A pobreza como crime contra a humanidade?

«O mal da grandeza é quando ela separa a consciência do poder». William Shakespeare S e não transformarmos as periferias será um desastre, porque os centros das cidades vão tornar-se cada vez mais pequenos museus, centros comerciais a céu aberto» – quem o diz é Renzo Piano, arquiteto e prémio Pritzker.  Na mais recente edição…

«O mal da grandeza é quando ela separa a consciência do poder».
William Shakespeare

S e não transformarmos as periferias será um desastre, porque os centros das cidades vão tornar-se cada vez mais pequenos museus, centros comerciais a céu aberto» – quem o diz é Renzo Piano, arquiteto e prémio Pritzker. 
Na mais recente edição das conferências do Estoril, Bernard Kouchner, com o peso de uma vida rica e cheia de dedicação e trabalho a várias causas – de onde se destacam a de ativista por causas difíceis que estiveram na origem da criação dos Médicos Sem Fronteiras, dos Médicos do Mundo – e na sua condição de ministro (quer da Saúde, quer dos Negócios Estrangeiros) em França, quase no mesmo sentido, propôs que a pobreza possa ser considerada um crime contra a humanidade. Até porque os pobres, são pobres. E até politicamente é muito perigoso que se cataloguem divisões entre pobres de esquerda e pobres de direita. Uns prioritários, outros nem tanto, como se percebe que a extrema-esquerda quer impor. 
É um tema que não pode deixar de ser tratado como prioritário.

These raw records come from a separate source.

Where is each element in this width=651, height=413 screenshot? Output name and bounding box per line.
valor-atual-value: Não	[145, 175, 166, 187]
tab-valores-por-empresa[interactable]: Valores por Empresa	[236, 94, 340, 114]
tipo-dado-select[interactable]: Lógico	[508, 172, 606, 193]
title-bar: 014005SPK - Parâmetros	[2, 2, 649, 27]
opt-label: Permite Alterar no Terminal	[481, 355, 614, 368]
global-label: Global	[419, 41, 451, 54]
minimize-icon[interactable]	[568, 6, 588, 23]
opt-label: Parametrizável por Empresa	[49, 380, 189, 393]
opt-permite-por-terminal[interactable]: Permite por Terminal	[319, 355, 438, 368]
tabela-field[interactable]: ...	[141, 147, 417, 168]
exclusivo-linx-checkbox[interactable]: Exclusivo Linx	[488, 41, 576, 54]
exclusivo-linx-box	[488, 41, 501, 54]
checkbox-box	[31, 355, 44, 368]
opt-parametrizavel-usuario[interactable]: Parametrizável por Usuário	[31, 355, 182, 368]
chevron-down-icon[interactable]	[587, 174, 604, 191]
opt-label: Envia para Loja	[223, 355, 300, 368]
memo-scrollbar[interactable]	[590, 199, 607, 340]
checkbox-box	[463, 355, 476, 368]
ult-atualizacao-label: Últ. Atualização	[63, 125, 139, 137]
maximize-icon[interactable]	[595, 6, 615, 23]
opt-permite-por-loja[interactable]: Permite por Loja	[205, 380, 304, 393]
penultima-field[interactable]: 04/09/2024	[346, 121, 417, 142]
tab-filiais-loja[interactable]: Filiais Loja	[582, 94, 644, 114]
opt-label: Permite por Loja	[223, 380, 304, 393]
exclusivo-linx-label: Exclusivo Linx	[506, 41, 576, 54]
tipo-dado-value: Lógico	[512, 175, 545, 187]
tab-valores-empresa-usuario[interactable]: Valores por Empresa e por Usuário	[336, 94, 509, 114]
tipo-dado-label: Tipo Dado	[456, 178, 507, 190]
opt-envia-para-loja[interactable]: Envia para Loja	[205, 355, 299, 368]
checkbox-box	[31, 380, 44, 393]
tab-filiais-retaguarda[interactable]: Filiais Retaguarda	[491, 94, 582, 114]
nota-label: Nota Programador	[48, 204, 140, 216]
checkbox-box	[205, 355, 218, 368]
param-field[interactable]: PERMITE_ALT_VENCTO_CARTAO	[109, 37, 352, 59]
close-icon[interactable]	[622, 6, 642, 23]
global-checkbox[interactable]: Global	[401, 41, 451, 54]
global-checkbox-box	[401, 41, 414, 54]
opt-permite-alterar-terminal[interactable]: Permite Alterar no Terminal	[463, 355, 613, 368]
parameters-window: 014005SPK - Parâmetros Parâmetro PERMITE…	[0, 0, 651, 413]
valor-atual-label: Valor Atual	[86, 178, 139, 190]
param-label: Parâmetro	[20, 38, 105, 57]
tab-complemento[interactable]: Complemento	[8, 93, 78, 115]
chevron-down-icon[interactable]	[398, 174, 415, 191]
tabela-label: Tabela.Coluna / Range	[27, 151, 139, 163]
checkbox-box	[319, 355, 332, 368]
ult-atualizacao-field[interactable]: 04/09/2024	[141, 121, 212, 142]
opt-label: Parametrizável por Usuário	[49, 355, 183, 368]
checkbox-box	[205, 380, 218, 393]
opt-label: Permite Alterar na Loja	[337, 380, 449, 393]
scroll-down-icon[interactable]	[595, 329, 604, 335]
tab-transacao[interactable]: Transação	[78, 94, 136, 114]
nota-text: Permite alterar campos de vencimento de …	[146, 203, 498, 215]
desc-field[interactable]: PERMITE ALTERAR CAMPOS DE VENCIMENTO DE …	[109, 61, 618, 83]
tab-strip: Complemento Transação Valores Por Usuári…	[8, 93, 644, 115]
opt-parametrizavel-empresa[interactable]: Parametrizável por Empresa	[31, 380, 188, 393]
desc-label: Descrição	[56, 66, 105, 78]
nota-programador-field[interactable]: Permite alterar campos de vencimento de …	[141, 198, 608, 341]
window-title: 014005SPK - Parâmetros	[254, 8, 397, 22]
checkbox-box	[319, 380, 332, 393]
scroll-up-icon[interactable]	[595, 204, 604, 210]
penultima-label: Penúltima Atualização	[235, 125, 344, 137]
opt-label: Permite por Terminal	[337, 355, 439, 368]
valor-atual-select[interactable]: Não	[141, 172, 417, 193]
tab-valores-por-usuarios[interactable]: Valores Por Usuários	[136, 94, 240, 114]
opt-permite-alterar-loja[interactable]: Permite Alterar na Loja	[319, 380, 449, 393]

À escala global, continental e nacional. 
Um tema que as Nações Unidas – e bem – têm tratado como fundamental no século XXI. 
E que não pode ser qualificado como um tema ‘politicamente correto’, seja nas cimeiras e nas conferências de países recetores de ajudas ao desenvolvimento, seja também nas cimeiras e conferências dos países e organizações ‘doadores’, e não só de dinheiro.

São muitos os indicadores económicos e sociais que nos devem fazer corar de vergonha, por confirmarem que a pobreza e as desigualdades económicas e sociais, estão a aumentar em muitos países e continentes. 
Com consequências que poderão vir a aumentar ainda mais as desigualdades, se não se inverterem estas tendências. Com a agravante dos impactos negativos das alterações climáticas à escala global – com a nomadização de milhões de pessoas, com a deterioração das condições de saúde e do acesso aos direitos fundamentais, como o acesso à educação, etc..

Existem vários tipos de pobreza. Como também existem vários critérios para a definição de pobre e de pobreza. 
Um pobre na Europa é uma pessoa com os mesmos problemas que um pobre no Biafra, no Bangladesh ou na Mongólia? 
A problemática da pobreza é complexa. 
Existem, aliás, novas pobrezas. Que são as mais difíceis de debelar. Porque as pobrezas mais clássicas, infelizmente, são as de sempre – associadas à falta de habitação, educação, saúde, trabalho, etc..
As ‘novas pobrezas’ são tão ou ainda mais perigosas. Porque estão associadas àquilo que os mais antigos e sábios classificavam e chamavam de pobreza de espírito e de caráter. Onde a valorização do que é ético, do que é moral, é verdadeiro ou falso, é gelatinoso e variável, conforme os interesses em jogo. Interesses de grupo ou pessoais. Mas, apesar de um cidadão mediamente formado priorizar o combate às pobrezas clássicas, as novas pobrezas andam à solta. E devem merecer o devido acompanhamento, a par do poder negativo das novas ignorâncias. 

Mas, sobre as outras pobrezas, parece-me que faz todo o sentido que se assuma a pobreza como um crime contra a humanidade. 
É polémico? 

É. Mas a ser assim classificado ajudará e muito, em muitos países e em vários continentes, a combater as ‘pobrezas clássicas’ e também ‘as novas pobrezas’.